Once the disease proved them wrong, as hundreds of thousands of people were sick and dying, they shifted their story to claim that the only people getting seriously ill were the old and infirm. They implied that most of those people were going to die soon anyway. The lieutenant governor of Texas even said that people would rather die than shut down the economy.
The government response, though, really pushed them over the edge. Conservative commentators and Republican politicians have waged war against any measures to mitigate the impact of the virus. They opposed the lockdown. They oppose masking. Now, they oppose the vaccine mandate.
According to conservatives, we should focus mainly on protecting vulnerable populations, especially those in extended care facilities. Yet, those people are largely vaccinated and the disease is still raging. More than 85% of people over 65 years old are vaccinated and their percentage of deaths has plummeted. At the peak of the wave in January, before a vaccine was available, 80% of the deaths were people over 65. At the peak of the current wave, their percentage of deaths has dropped to 60%. In other words, 40% of the deaths today are people under 65 years old, almost all of whom are unvaccinated.
Conservatives and Republicans, even if they may support vaccines, have spent most of their energy opposing mitigation efforts. They have largely sat silent as a wave of disinformation leaves their base ill-informed and vulnerable to the disease. They’ve excused the failures of Republican governors in states like Florida and Texas despite overwhelming evidence that states that took more aggressive action have fared better.
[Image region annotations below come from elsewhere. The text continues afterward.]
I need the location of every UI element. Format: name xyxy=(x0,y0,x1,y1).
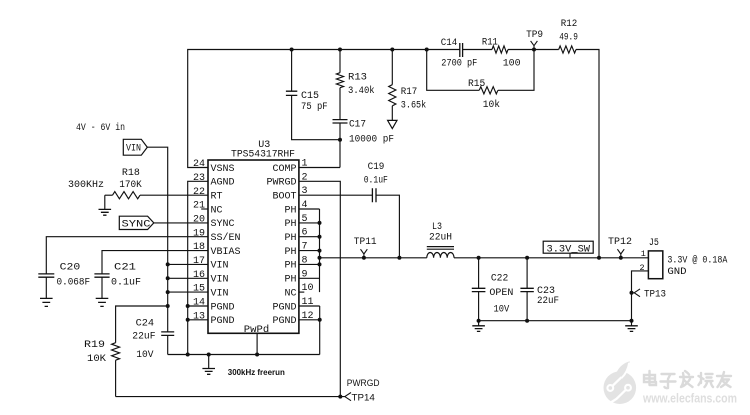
svg-text:TP11: TP11 xyxy=(354,237,377,248)
wire J5 pin2 return xyxy=(632,271,649,321)
svg-text:C24: C24 xyxy=(136,319,155,330)
svg-text:TPS54317RHF: TPS54317RHF xyxy=(231,149,295,160)
wire COMP pin1 xyxy=(299,167,340,169)
svg-text:4V - 6V in: 4V - 6V in xyxy=(76,122,125,134)
wire output ground bus xyxy=(477,319,634,323)
svg-text:R17: R17 xyxy=(401,87,418,98)
svg-text:PH: PH xyxy=(284,233,296,244)
ground below C22 xyxy=(472,321,485,332)
svg-text:www.elecfans.com: www.elecfans.com xyxy=(642,392,737,406)
svg-text:VIN: VIN xyxy=(211,261,229,272)
resistor R11 xyxy=(482,38,521,70)
svg-text:10k: 10k xyxy=(483,99,500,111)
svg-text:R18: R18 xyxy=(122,168,140,179)
svg-text:0.1uF: 0.1uF xyxy=(111,278,141,289)
svg-text:0.068F: 0.068F xyxy=(57,278,91,289)
PwPd pad stub xyxy=(256,333,258,354)
net flag SYNC xyxy=(119,216,154,230)
junction dot BOOT cap xyxy=(397,256,401,260)
svg-text:C21: C21 xyxy=(114,262,136,273)
capacitor C20 xyxy=(38,262,90,298)
svg-text:22uF: 22uF xyxy=(132,331,155,342)
NC pin21 stub xyxy=(201,208,208,210)
svg-text:R11: R11 xyxy=(482,38,498,49)
svg-text:10000 pF: 10000 pF xyxy=(349,135,394,146)
svg-text:1: 1 xyxy=(641,249,646,259)
test point TP13 xyxy=(630,289,667,301)
svg-text:PH: PH xyxy=(284,205,296,216)
svg-text:PWRGD: PWRGD xyxy=(266,178,296,189)
junction dots top rail xyxy=(290,48,536,142)
svg-text:R13: R13 xyxy=(348,73,367,84)
resistor R18 on RT pin22 xyxy=(105,168,208,199)
capacitor C15 xyxy=(286,50,340,140)
wire PWRGD pin2 down to TP14 xyxy=(299,181,340,396)
U3 right pin names xyxy=(266,164,296,327)
svg-text:SS/EN: SS/EN xyxy=(211,232,241,244)
wire VIN flag to VIN bus xyxy=(147,147,167,332)
watermark logo elecfans xyxy=(604,361,637,404)
svg-text:PH: PH xyxy=(284,261,296,272)
svg-text:VIN: VIN xyxy=(126,144,141,155)
svg-text:NC: NC xyxy=(211,205,223,216)
U3 left pin names xyxy=(211,164,241,327)
svg-text:VIN: VIN xyxy=(211,275,229,286)
wire SYNC flag to pin20 xyxy=(154,222,208,224)
wire BOOT pin3 to C19 xyxy=(299,194,373,196)
svg-text:TP13: TP13 xyxy=(644,290,666,301)
svg-text:R15: R15 xyxy=(468,79,485,90)
svg-text:18: 18 xyxy=(193,242,205,253)
inductor L3 xyxy=(427,222,454,258)
svg-text:PH: PH xyxy=(284,219,296,230)
test point TP11 xyxy=(354,237,377,260)
svg-text:0.1uF: 0.1uF xyxy=(364,176,388,187)
IC U3 TPS54317RHF body xyxy=(208,140,299,336)
svg-text:300kHz freerun: 300kHz freerun xyxy=(228,368,285,377)
watermark chinese characters xyxy=(644,371,731,388)
svg-text:TP12: TP12 xyxy=(608,237,632,248)
PGND pins 11,12 bus to ground wire xyxy=(299,306,322,355)
PH bus pins 4-9 xyxy=(299,209,320,292)
PGND pins 14,13 stubs xyxy=(186,304,208,322)
net label 3.3V_SW xyxy=(543,241,593,258)
svg-text:300KHz: 300KHz xyxy=(68,180,104,191)
capacitor C22 xyxy=(472,256,514,321)
svg-text:COMP: COMP xyxy=(272,164,296,175)
svg-text:PWRGD: PWRGD xyxy=(347,378,380,389)
resistor R13 xyxy=(336,50,374,97)
svg-text:SYNC: SYNC xyxy=(211,219,235,230)
svg-text:13: 13 xyxy=(193,311,205,322)
ground below R18 xyxy=(99,195,112,215)
wire bottom PWRGD/TP14 xyxy=(116,396,341,398)
svg-text:3.40k: 3.40k xyxy=(348,85,375,97)
U3 left pin numbers 24-13 xyxy=(193,159,205,322)
svg-text:10V: 10V xyxy=(494,304,510,315)
svg-text:PGND: PGND xyxy=(272,316,296,327)
svg-text:22: 22 xyxy=(193,187,205,198)
svg-text:VBIAS: VBIAS xyxy=(211,247,241,258)
svg-text:14: 14 xyxy=(193,298,205,309)
svg-text:PGND: PGND xyxy=(272,302,296,313)
svg-text:OPEN: OPEN xyxy=(489,288,513,299)
svg-text:21: 21 xyxy=(193,201,205,212)
capacitor C23 xyxy=(520,256,559,321)
svg-text:RT: RT xyxy=(211,192,223,203)
svg-text:PH: PH xyxy=(284,275,296,286)
center ground symbol xyxy=(202,355,215,375)
svg-text:J5: J5 xyxy=(649,238,659,249)
capacitor C24 xyxy=(132,319,174,361)
svg-text:23: 23 xyxy=(193,173,205,184)
svg-text:NC: NC xyxy=(284,288,296,299)
svg-text:SYNC: SYNC xyxy=(122,220,151,231)
svg-text:24: 24 xyxy=(193,159,205,170)
svg-text:R12: R12 xyxy=(561,19,578,30)
wire R11 to TP9 to R12 xyxy=(508,49,559,51)
junction dot R12 drop xyxy=(597,256,601,260)
capacitor C17 xyxy=(333,88,395,168)
test point TP14 xyxy=(338,392,375,403)
wire R12 right, down to output rail xyxy=(576,50,599,258)
svg-text:3.65k: 3.65k xyxy=(401,100,426,112)
resistor R19 pull-up xyxy=(84,304,170,397)
svg-text:15: 15 xyxy=(193,284,205,295)
svg-text:C20: C20 xyxy=(60,262,81,273)
svg-text:17: 17 xyxy=(193,256,205,267)
svg-text:10V: 10V xyxy=(136,350,153,361)
svg-text:3.3V @ 0.18A: 3.3V @ 0.18A xyxy=(667,254,727,266)
wire AGND pin23 bus down xyxy=(188,181,208,354)
test point TP12 xyxy=(608,237,632,260)
svg-text:PwPd: PwPd xyxy=(244,324,269,336)
svg-text:20: 20 xyxy=(193,215,205,226)
svg-text:100: 100 xyxy=(503,59,521,70)
svg-text:2700 pF: 2700 pF xyxy=(441,59,477,70)
svg-text:49.9: 49.9 xyxy=(559,33,578,44)
svg-text:AGND: AGND xyxy=(211,178,235,189)
svg-text:C22: C22 xyxy=(491,274,508,285)
svg-text:R19: R19 xyxy=(84,340,105,351)
svg-text:PGND: PGND xyxy=(211,302,235,313)
NC pin10 stub xyxy=(299,291,304,293)
svg-text:TP14: TP14 xyxy=(352,392,375,403)
connector J5 xyxy=(640,238,663,279)
svg-text:VSNS: VSNS xyxy=(211,164,235,175)
wire VBIAS pin18 to C21 xyxy=(102,251,208,274)
net flag VIN xyxy=(123,139,147,155)
capacitor C14 xyxy=(441,38,478,70)
wire top rail C14 to R11 xyxy=(463,49,492,51)
ground wire below IC xyxy=(168,353,320,357)
U3 right pin numbers 1-12 xyxy=(302,159,314,322)
svg-text:22uH: 22uH xyxy=(429,233,452,244)
wire PH output rail xyxy=(320,257,649,259)
svg-text:3.3V_SW: 3.3V_SW xyxy=(547,244,591,255)
svg-text:GND: GND xyxy=(667,267,686,278)
wire SS/EN pin19 to C20 xyxy=(46,237,208,274)
svg-text:PGND: PGND xyxy=(211,316,235,327)
svg-text:C15: C15 xyxy=(301,91,319,102)
svg-text:22uF: 22uF xyxy=(537,296,559,307)
svg-text:TP9: TP9 xyxy=(526,30,543,41)
svg-text:170K: 170K xyxy=(119,180,142,191)
svg-text:L3: L3 xyxy=(432,222,442,233)
off-page arrow below R17 xyxy=(388,120,397,128)
svg-text:BOOT: BOOT xyxy=(272,192,296,203)
PH bus junction dots xyxy=(318,221,322,267)
svg-text:C14: C14 xyxy=(441,38,458,49)
label output rating xyxy=(667,254,727,278)
svg-text:PH: PH xyxy=(284,247,296,258)
svg-text:C19: C19 xyxy=(368,162,385,173)
test point TP9 xyxy=(526,30,543,49)
svg-text:16: 16 xyxy=(193,270,205,281)
wire C19 down to PH rail xyxy=(376,195,399,258)
capacitor C21 xyxy=(94,262,141,298)
wire VSNS feedback: pin24 stub, up and along top rail to C14 xyxy=(188,50,460,168)
svg-text:C17: C17 xyxy=(349,119,366,130)
svg-text:19: 19 xyxy=(193,228,205,239)
ground below C20 xyxy=(40,298,53,306)
resistor R12 xyxy=(559,19,578,53)
VIN pins 17,16,15 stubs xyxy=(166,262,208,294)
svg-text:VIN: VIN xyxy=(211,288,229,299)
resistor R17 xyxy=(389,50,426,121)
capacitor C19 xyxy=(364,162,388,202)
svg-text:10K: 10K xyxy=(87,354,106,365)
svg-text:75 pF: 75 pF xyxy=(301,102,328,113)
ground below C21 xyxy=(96,298,109,306)
resistor R15 parallel branch xyxy=(427,50,534,112)
ground right under J5 return xyxy=(625,321,638,332)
Today, our hospitals are again overwhelmed. This time, the disease is killing younger people who, with a vaccine, should be living much longer lives. A responsible political party would be doing all it could to get people vaccinated to end these preventable deaths. Instead, Republicans are basically demanding that government let nature take its course, and take a lot of American lives with it.
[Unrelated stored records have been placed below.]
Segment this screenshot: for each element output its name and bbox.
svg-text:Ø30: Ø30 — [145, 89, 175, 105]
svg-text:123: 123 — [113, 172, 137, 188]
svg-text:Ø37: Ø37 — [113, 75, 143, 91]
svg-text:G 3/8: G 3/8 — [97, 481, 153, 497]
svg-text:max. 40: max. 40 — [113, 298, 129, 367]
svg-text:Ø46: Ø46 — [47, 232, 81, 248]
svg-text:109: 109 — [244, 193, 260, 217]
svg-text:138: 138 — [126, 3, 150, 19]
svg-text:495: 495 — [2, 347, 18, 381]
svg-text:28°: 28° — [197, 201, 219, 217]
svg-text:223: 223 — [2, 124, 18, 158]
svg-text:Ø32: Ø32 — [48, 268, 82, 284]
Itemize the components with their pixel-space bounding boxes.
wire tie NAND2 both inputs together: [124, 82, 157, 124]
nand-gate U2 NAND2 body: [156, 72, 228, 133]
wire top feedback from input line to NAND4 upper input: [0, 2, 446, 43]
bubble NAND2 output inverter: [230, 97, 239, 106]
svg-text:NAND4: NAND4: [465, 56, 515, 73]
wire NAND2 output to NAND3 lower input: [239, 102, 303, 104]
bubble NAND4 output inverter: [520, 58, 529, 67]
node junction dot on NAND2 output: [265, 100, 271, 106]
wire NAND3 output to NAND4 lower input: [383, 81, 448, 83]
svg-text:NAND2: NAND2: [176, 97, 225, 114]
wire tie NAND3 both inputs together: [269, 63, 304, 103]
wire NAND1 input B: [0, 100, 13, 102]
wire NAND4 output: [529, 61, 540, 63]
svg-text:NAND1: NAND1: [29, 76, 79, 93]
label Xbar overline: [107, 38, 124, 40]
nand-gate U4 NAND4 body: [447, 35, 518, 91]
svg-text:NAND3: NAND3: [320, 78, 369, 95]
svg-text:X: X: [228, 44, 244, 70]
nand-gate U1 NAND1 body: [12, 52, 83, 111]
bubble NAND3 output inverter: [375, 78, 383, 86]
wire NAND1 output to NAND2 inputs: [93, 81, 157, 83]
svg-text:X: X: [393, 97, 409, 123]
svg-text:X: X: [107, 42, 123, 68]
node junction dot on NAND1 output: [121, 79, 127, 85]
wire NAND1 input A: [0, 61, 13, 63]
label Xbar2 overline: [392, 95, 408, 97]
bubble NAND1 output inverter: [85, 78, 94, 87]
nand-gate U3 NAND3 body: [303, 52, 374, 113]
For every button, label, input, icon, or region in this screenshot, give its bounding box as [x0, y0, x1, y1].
Joe Biden made the tough decision again. He’s demanding all federal employees and contractors get vaccinated and he’s asking the Labor Department to force companies that employee more than 100 people to require it. Despite what Republicans say, nobody likes mandates, but saving thousands of lives from preventable deaths is worth the political risk.
Republicans have done one thing very well for the past 40 years. They’ve made Democrats pay a steep political price for making the tough choices required of governing. They’ve successfully portrayed any attempt to implement tax fairness as a tax increase. Their fearmongering over the ACA, which slowed the rate health care costs and cut the uninsured in half, led to the 2010 wave election. Now, they hope to turn efforts to rein in the virus into a political liability, claiming government overreach and loss of freedom. Maybe it will work, but does it really matter? Democrats run to govern and that takes making the hard choices that often involve political costs. Just get it done, Joe.